Who am I writing to and what do I want them to understand? I think this question can often be interchangeable with the first. You want to establish, in your head, before writing, what the take away is. An article I love, and reference all the time is a Forbes article on “Writing Riduclously Good Emails”. What does your audience need to learn or understand? If it’s something more technical, consider bullet points and short concise sentences. If it’s something a little more personal, draft it like you would a letter. For instance, you wouldn’t approach a conversation about how to download an app, as you would one about someone’s pet dying. One is understanding a linear process while the other is more subjective.
What kind of tone should I use? Again, I this this question goes hand in hand with the previous questions. Your tone should be determined after you have answered the previous questions. If you are trying to comfort someone, sympathetic is the way to go. If you are trying to convince someone to change their behavior, logic and genuine concern is for you. If you are simply trying to deliver directions, it might be best to take an instructive and informational tone.

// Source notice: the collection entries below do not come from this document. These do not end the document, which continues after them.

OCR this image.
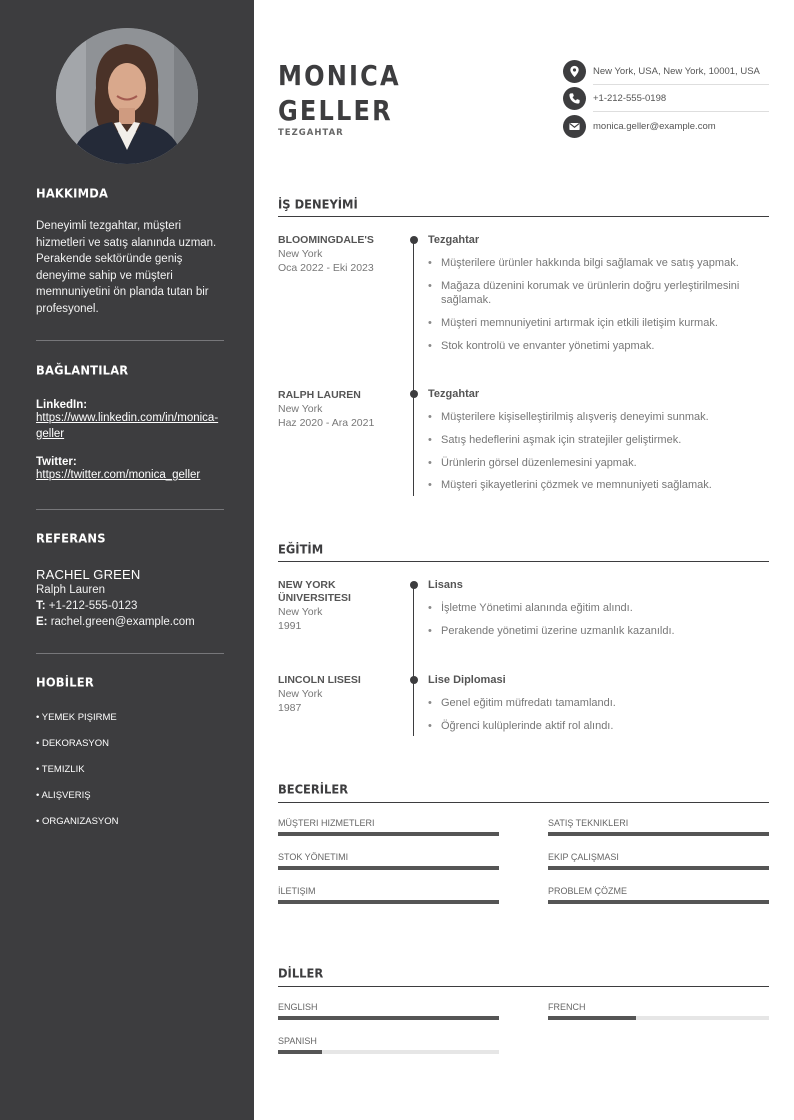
HAKKIMDA
Deneyimli tezgahtar, müşteri hizmetleri ve satış alanında uzman. Perakende sektöründe geniş deneyime sahip ve müşteri memnuniyetini ön planda tutan bir profesyonel.
BAĞLANTILAR
LinkedIn:
https://www.linkedin.com/in/monica-geller
Twitter:
https://twitter.com/monica_geller
REFERANS
RACHEL GREEN
Ralph Lauren
T: +1-212-555-0123
E: rachel.green@example.com
HOBİLER
• YEMEK PIŞIRME
• DEKORASYON
• TEMIZLIK
• ALIŞVERIŞ
• ORGANIZASYON
MONICA
GELLER
TEZGAHTAR
New York, USA, New York, 10001, USA
+1-212-555-0198
monica.geller@example.com
İŞ DENEYİMİ
BLOOMINGDALE'S
New York
Oca 2022 - Eki 2023
Tezgahtar
• Müşterilere ürünler hakkında bilgi sağlamak ve satış yapmak.
• Mağaza düzenini korumak ve ürünlerin doğru yerleştirilmesini sağlamak.
• Müşteri memnuniyetini artırmak için etkili iletişim kurmak.
• Stok kontrolü ve envanter yönetimi yapmak.
RALPH LAUREN
New York
Haz 2020 - Ara 2021
Tezgahtar
• Müşterilere kişiselleştirilmiş alışveriş deneyimi sunmak.
• Satış hedeflerini aşmak için stratejiler geliştirmek.
• Ürünlerin görsel düzenlemesini yapmak.
• Müşteri şikayetlerini çözmek ve memnuniyeti sağlamak.
EĞİTİM
NEW YORK ÜNIVERSITESI
New York
1991
Lisans
• İşletme Yönetimi alanında eğitim alındı.
• Perakende yönetimi üzerine uzmanlık kazanıldı.
LINCOLN LISESI
New York
1987
Lise Diplomasi
• Genel eğitim müfredatı tamamlandı.
• Öğrenci kulüplerinde aktif rol alındı.
BECERİLER
MÜŞTERI HIZMETLERI	SATIŞ TEKNIKLERI
STOK YÖNETIMI	EKIP ÇALIŞMASI
İLETIŞIM	PROBLEM ÇÖZME
DİLLER
ENGLISH	FRENCH
SPANISH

This article is a great resource for avoiding avoiding “tone def” emails. Remember: tone is subjective, and establishing the right tone is different for every topic.
Finally, go talk to some of your co-workers in person. I realize this may be awkward, but people tend to loosen up about misunderstandings via email when, you take the time to go talk to them in person. Solid work relationships are the cornerstone of success in business. If you can’t get along with your co-workers, it not only makes your work environment uncomfortable, but it makes it difficult to get help. I can assure you that you are not the first person to struggle with tone, and you certainly will not be the last. You are human, and it’s never too late to make adjustments. Good luck, I hope to hear good news from you soon!